Sacco-Vanzetti Trial
The 1921 trial of Italian immigrants Niccola Sacco and Bartolomeo Vanzetti, both self-proclaimed atheists and anarchists, who were accused of murder, found guilty, and later executed (in 1927), largely because of their ethnicity and Communist leanings. Although historians and crime analysts have concluded that at least one of then (Sacco) may well have been guilty, their conviction had little to do with hard evidence and more to do with the anti-immigrant and antisocialist sentiments of the day.
Teapot Dome Scandal
A scandal that broke in 1923, late in Warren G. Harding’s presidency, in which the secretaries of the interior and the navy took large bribes to let a private company drill oil on federal lands near the town of Teapot Dome, Wyoming. Harding himself was implicated in the scheme but died before any charges could be filed. The scandal was the most famous of the many that surfaced during Harding’s term.
Scopes Monkey Trial
An infamous July 1925 trial that dramatically played out the debate between Christian Fundamentalism and Charles Darwin’s theories of Evolution and Natural Selection. In the trial, high school biology teacher, John T. Scopes, was accused of flouting a Tennessee ban on the teaching of evolution. Although Scopes technically lost the case, fundamentalists came away looking ridiculous, especially after confusing and contradictory answers given by former politician and “Bible expert” William Jennings Bryan.
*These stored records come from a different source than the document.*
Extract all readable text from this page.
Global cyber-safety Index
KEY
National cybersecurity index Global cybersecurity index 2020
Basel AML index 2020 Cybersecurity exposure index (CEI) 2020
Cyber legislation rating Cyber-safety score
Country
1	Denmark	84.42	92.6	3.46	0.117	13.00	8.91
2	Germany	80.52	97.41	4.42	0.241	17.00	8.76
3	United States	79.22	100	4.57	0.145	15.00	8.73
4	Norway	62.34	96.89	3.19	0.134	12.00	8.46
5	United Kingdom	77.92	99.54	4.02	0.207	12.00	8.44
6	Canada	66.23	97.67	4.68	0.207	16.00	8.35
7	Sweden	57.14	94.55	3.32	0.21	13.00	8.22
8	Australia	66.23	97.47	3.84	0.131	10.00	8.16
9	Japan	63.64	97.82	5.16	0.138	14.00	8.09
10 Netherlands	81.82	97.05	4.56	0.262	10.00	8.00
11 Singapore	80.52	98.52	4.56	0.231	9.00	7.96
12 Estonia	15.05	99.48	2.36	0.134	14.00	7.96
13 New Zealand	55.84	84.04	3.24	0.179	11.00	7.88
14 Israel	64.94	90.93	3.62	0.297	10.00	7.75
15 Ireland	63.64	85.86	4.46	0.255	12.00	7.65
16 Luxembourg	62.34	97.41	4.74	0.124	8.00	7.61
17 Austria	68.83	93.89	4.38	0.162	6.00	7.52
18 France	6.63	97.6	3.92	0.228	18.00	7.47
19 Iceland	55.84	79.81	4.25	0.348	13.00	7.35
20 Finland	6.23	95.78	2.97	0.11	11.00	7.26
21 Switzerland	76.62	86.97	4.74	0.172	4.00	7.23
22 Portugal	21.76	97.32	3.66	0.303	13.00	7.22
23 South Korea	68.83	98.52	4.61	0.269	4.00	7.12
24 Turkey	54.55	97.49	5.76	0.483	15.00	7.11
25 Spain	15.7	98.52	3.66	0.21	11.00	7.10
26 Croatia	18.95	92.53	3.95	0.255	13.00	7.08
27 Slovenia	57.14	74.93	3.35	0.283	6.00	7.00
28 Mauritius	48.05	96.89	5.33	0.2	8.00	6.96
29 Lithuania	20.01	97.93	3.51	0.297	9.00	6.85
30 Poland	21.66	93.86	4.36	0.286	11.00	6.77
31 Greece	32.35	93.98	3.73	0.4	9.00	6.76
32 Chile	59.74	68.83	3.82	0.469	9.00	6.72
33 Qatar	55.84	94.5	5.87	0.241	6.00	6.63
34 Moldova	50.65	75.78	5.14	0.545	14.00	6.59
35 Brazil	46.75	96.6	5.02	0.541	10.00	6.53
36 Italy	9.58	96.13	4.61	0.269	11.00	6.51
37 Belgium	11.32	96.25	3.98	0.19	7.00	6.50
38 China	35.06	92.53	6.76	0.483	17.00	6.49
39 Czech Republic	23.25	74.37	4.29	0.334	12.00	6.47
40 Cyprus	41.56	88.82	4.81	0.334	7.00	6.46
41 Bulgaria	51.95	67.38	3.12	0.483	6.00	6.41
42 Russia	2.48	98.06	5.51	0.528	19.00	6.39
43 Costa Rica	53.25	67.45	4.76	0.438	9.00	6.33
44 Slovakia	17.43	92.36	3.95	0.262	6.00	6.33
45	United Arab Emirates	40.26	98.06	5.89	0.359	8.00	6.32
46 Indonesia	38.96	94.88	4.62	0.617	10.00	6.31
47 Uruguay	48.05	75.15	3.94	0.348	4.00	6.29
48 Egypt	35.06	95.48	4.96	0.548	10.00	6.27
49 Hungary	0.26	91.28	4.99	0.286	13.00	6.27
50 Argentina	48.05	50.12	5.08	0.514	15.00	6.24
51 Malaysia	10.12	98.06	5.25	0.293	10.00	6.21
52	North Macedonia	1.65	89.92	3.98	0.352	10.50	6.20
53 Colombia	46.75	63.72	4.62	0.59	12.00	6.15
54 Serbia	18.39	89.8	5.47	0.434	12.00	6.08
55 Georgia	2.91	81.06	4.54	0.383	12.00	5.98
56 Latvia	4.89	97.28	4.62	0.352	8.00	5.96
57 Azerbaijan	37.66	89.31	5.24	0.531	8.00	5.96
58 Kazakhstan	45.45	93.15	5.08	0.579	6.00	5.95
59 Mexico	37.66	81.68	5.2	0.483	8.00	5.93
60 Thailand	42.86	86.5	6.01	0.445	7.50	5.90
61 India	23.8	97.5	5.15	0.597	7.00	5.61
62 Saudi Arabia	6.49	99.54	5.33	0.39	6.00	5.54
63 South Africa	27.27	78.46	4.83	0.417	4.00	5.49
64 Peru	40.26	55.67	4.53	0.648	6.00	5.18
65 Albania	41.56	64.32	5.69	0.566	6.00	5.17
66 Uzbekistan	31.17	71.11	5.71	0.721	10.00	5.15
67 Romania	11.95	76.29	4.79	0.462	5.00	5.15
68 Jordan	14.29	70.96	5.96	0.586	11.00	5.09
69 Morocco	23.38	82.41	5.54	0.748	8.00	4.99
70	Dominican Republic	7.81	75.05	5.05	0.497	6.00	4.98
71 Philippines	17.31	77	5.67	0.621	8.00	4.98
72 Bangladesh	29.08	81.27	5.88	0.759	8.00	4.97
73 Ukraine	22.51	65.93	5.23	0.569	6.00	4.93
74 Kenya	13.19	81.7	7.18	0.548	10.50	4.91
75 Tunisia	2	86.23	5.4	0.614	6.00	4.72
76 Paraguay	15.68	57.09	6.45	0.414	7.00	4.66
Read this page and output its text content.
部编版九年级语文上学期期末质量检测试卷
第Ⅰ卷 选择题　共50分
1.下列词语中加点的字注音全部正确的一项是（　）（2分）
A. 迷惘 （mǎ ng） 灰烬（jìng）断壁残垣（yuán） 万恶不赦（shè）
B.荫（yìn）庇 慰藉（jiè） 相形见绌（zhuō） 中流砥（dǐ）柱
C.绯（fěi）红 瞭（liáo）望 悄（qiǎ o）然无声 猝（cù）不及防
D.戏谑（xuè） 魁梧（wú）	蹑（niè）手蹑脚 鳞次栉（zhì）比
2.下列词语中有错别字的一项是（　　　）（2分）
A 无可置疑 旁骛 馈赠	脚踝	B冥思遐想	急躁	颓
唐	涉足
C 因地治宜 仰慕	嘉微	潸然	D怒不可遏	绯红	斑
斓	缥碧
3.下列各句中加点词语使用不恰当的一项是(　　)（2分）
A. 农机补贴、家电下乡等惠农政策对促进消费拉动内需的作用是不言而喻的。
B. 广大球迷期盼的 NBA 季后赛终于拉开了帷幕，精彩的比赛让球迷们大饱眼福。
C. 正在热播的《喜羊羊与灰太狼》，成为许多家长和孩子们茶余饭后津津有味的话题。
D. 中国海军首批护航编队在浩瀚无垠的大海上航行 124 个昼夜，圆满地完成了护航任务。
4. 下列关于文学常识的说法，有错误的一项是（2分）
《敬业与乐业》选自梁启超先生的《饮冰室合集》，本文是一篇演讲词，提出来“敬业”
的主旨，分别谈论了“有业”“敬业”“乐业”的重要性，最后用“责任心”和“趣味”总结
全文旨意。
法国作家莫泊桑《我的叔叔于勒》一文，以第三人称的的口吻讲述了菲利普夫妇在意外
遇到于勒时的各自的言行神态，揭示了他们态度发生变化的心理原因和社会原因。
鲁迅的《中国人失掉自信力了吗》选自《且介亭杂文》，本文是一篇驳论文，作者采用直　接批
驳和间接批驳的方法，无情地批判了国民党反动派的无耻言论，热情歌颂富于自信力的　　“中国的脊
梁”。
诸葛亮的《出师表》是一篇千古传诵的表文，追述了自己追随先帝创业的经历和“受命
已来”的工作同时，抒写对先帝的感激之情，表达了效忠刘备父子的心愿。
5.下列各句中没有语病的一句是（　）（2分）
Stock Market Crash of 1929
The massive crash of the U.S. Stock Market on “Black Tuesday,” October 29, 1929. The crash occurred after American investors dumped more than 16 million shares in one day. Within two months, more than $60 billion had been lost. The crash was the primary catalyst for the Great Depression.
1937 “Roosevelt Recession”
A 1937 recession caused by Franklin Delano Roosevelt’s decision to cut back on deficit spending before the Great Depression was really over. The Roosevelt Recession put millions of Americans back on the streets and contributed to the American people’s loss of confidence in the president and his New Deal policy.